Y E D İ (+18)

1.2K 36 0
                                    

"Baba, dedim sana Selin böyle şeyleri ciddi alır diye. Kızla şimdi uğraşma bari." diyerek güldüğünde masadaki herkes duruma gülüyordu.

"Babam şaka yaptı." dediğinde Oğuz'a şaşkınlıkla baktım. Ciddi dedikleri adam az önce şaka yapmıştı. Bende hafifçe gülerken Yeliz ablanın bana merakla baktığını gördüm.

"E Selin bize biraz kendinden bahsetsene. Eminim Oğuz sana bizden bahsetmiştir ama senden bize bahsetmedi. Hatta getireceği kişinin Selin Atmaca olduğunu hiç söylemedi." dediğinde hafifçe tebessüm etti.

"Evet bahsetti. Sanırım beni tanıyorsunuz. Selin ben Oğuz'la bir ay önce hastanede tanıştık. Gazeteciyim ama altı ya önce geleneç bir proje ile haber program spikerliği yapmaya başladım." dediğimde masadaki çoğu kişi beni izliyordu. Ben sustuğunda tam iki genç kız ve bir kadın ellerinde tabaklarla masaya gelip ellerindekileir masaya bıraktı.

" Peki ailen? "dedi Ömer amca. Hafifçe gülmeye çalıştım ama beceremedim.

" Annemi altı yaşında kanserden babamı da on yaşında kalp krizi sebebiyle kaybettim. Abim var benden iki yaş büyük. " dediğimde Ömer Amcanın gözlerin de hüznü ve bu soruyu sorduğu için pişmanlığı gördüm.

"Vallahi ben yaptığın işi ve yürüttüğünğz projeyi takdir ediyorum. Kimse öyle gerçekleri kurcalamaya ve bunu canlı yayınlamaya cesaret edemez." diyen Faruk abiyle gülümsedim.

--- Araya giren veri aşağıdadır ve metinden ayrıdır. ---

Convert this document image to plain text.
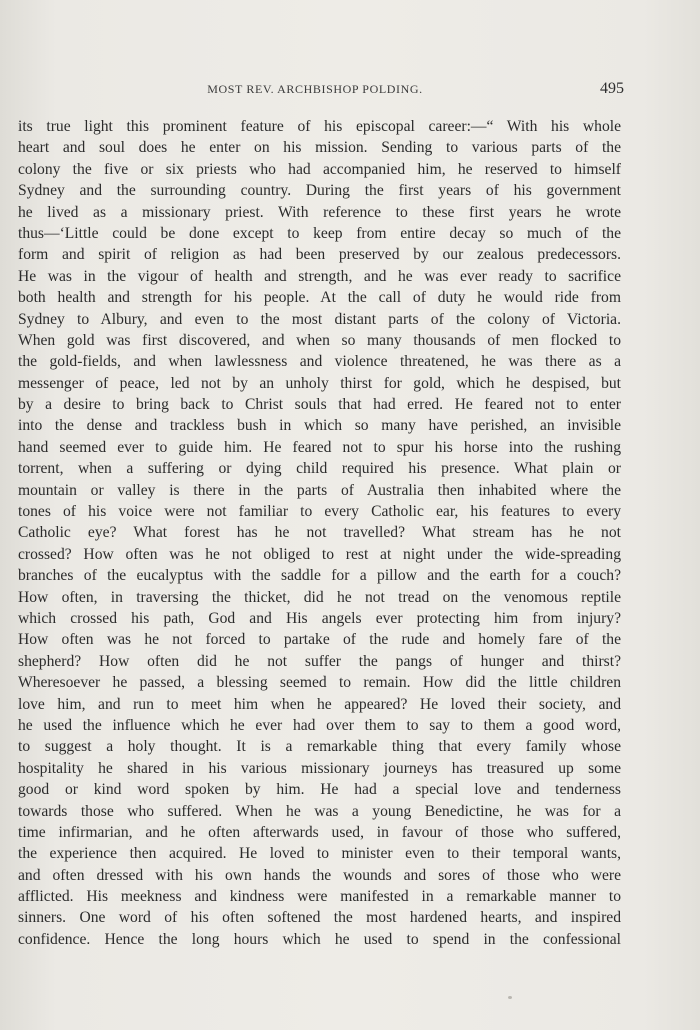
MOST REV. ARCHBISHOP POLDING.	495
its true light this prominent feature of his episcopal career:—“ With his whole
heart and soul does he enter on his mission. Sending to various parts of the
colony the five or six priests who had accompanied him, he reserved to himself
Sydney and the surrounding country. During the first years of his government
he lived as a missionary priest. With reference to these first years he wrote
thus—‘Little could be done except to keep from entire decay so much of the
form and spirit of religion as had been preserved by our zealous predecessors.
He was in the vigour of health and strength, and he was ever ready to sacrifice
both health and strength for his people. At the call of duty he would ride from
Sydney to Albury, and even to the most distant parts of the colony of Victoria.
When gold was first discovered, and when so many thousands of men flocked to
the gold-fields, and when lawlessness and violence threatened, he was there as a
messenger of peace, led not by an unholy thirst for gold, which he despised, but
by a desire to bring back to Christ souls that had erred. He feared not to enter
into the dense and trackless bush in which so many have perished, an invisible
hand seemed ever to guide him. He feared not to spur his horse into the rushing
torrent, when a suffering or dying child required his presence. What plain or
mountain or valley is there in the parts of Australia then inhabited where the
tones of his voice were not familiar to every Catholic ear, his features to every
Catholic eye? What forest has he not travelled? What stream has he not
crossed? How often was he not obliged to rest at night under the wide-spreading
branches of the eucalyptus with the saddle for a pillow and the earth for a couch?
How often, in traversing the thicket, did he not tread on the venomous reptile
which crossed his path, God and His angels ever protecting him from injury?
How often was he not forced to partake of the rude and homely fare of the
shepherd? How often did he not suffer the pangs of hunger and thirst?
Wheresoever he passed, a blessing seemed to remain. How did the little children
love him, and run to meet him when he appeared? He loved their society, and
he used the influence which he ever had over them to say to them a good word,
to suggest a holy thought. It is a remarkable thing that every family whose
hospitality he shared in his various missionary journeys has treasured up some
good or kind word spoken by him. He had a special love and tenderness
towards those who suffered. When he was a young Benedictine, he was for a
time infirmarian, and he often afterwards used, in favour of those who suffered,
the experience then acquired. He loved to minister even to their temporal wants,
and often dressed with his own hands the wounds and sores of those who were
afflicted. His meekness and kindness were manifested in a remarkable manner to
sinners. One word of his often softened the most hardened hearts, and inspired
confidence. Hence the long hours which he used to spend in the confessional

"Kendi adıma teşekkür ederim." dediğimde bana gülümsedi. Masadaki herkesin gözleri üzerimdeyken hafifçe gerilip ellerimi bacaklarımın üzerine koydum. Oğuz masanın altından sağ elimi tuttuğunda elimi sıkıca tuttum. Elindeki çaydanlık ile masadaki çayları dolduran genç kız bardakları doldururken herkes sessizdi. Genç kız bardakları doldurduktan sonra Oğuz'a bakıp gülümsedi. "Hoşgeldin Oğuz abi." diyip geldiği yere geri döndü. Normalde kıskanabilirdim ama şuan gerginlikten bunu bile takamadım kafama.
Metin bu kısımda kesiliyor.